3> This is because, the original discussion is on is it fair to have 30-40% allocation in pharma. Pharma can have different segment, with different business characteristics. API/CRAMS/domestic/emerging market/chronics segment/generics/bio-similars/oncology/Formulation/Drug discovery are different aspects of pharma business.

For example USFDA should be hardly a concern for Ajanta as it is an awesome play on emerging market/targeted therapy/and its MR army. The same USFDA issue has been a positive for Shilpa, as it is seeing increased demand, as it has the only USFDA OK manufacturing plant wrt few of Oncology APIs, and pharma biggies are buying from it. But adverse USFDA can bite Aurobindo hard, and stagnate Alembic’s plan to enter US big time. So we cant just mix all of them in a single basket, and say one shouldn’t be having all of these beyond a limit of pf. Makes no sense to me.
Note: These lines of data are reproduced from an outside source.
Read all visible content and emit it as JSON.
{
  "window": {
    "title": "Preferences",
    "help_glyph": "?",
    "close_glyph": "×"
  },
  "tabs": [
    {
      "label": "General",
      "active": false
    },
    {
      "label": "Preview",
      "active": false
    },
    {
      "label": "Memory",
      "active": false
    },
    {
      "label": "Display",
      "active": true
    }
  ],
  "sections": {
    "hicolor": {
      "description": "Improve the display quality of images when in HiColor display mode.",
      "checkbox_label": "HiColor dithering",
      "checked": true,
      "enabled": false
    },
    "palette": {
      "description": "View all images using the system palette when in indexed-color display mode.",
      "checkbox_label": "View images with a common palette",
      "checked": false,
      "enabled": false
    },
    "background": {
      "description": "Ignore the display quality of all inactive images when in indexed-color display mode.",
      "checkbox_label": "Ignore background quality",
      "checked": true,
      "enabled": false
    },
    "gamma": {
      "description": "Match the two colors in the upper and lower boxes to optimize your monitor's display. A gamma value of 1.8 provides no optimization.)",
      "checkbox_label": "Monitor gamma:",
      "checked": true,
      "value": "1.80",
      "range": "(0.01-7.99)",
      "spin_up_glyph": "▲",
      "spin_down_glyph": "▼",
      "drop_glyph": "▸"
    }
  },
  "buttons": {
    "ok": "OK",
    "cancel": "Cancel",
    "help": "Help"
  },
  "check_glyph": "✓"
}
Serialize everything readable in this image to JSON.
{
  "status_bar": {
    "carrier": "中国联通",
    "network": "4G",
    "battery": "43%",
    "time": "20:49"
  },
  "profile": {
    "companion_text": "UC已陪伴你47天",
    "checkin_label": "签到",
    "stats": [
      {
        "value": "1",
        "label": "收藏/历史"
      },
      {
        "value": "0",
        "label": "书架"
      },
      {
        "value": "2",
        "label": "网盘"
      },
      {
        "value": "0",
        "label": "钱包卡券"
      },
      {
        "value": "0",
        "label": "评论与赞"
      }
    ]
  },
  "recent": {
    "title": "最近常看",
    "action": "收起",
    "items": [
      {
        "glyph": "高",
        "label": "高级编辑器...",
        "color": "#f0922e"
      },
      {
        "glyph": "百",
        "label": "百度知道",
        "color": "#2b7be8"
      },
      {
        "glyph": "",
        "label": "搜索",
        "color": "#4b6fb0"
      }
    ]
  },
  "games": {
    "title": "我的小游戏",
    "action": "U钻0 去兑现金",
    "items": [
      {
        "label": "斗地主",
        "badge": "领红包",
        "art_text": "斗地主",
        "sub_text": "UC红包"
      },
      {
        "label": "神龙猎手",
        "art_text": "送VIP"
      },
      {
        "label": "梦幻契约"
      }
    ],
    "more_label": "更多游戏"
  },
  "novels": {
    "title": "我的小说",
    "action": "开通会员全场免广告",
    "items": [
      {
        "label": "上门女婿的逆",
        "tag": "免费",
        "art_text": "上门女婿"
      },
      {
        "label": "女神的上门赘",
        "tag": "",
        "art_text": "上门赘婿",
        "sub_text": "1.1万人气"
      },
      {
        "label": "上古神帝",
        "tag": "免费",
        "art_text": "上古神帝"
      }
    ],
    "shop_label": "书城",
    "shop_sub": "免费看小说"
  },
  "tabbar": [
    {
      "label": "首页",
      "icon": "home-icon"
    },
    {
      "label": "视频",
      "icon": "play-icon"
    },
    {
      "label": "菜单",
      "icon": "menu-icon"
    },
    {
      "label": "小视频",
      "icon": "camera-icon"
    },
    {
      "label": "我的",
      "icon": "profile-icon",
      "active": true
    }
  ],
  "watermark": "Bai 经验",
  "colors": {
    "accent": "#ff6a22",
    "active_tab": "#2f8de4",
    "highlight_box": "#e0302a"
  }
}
As long as you can find non-correlated business (or better inversely correlated business) which are still awesome in their own way (some may be rapid grower, some stalwarts, some turnarounds, some margin expansion story) but are from same super-industry

segment, I see not much issue with having high stake in it.

Hi Subhash,

The good part from your argument

U mentioned a really good point about Non-correlated business. This is what we should see while striving for diversification and managing risk.

I also mentioned that sector knowledge plays a key part in deciding sector allocation. One should not strive for diversification just for the sake of it. Be on the pitch you know (core-competency).

Obviously I am not even going towards stock picking. There you are bang on, but that is not my target for this discussion.

The bad part

You are using the word ignorant for people who seek diversification. Its not a polite word to use.

This is a collaborative learning forum. Each one should be entitled to place his idea and discuss on it. We can question other people’s thoughts, but cant call them ignorant or use other impolite words.

I beg to differ with you sir.

In my comment, I have never said people who diversify are ignorant. Feel strange that you concluded the same from my statement. What I meant is complete knowledge will result in being invested 100% in single equity. And because we (where I include the ignorant myself) know way less than 100%, we need to diversify.

So my quote “diversification is a poor substitute of ignorance”, which I must confess is copied from some book/article I read, just forget which one. Be assured, that blessed enough to think-off/make such big statement.

So my idea is, risk can be reduced by knowing more, and diversifying. And any given day, I will prefer reducing risk by knowing more than diversifying. Plus, when odds are heavily in your favor, many books (like Dhando Investor), approaches like kelly criterion suggest that you bet disproportionately, disregarding one’s usual percentage target/industry percentage target.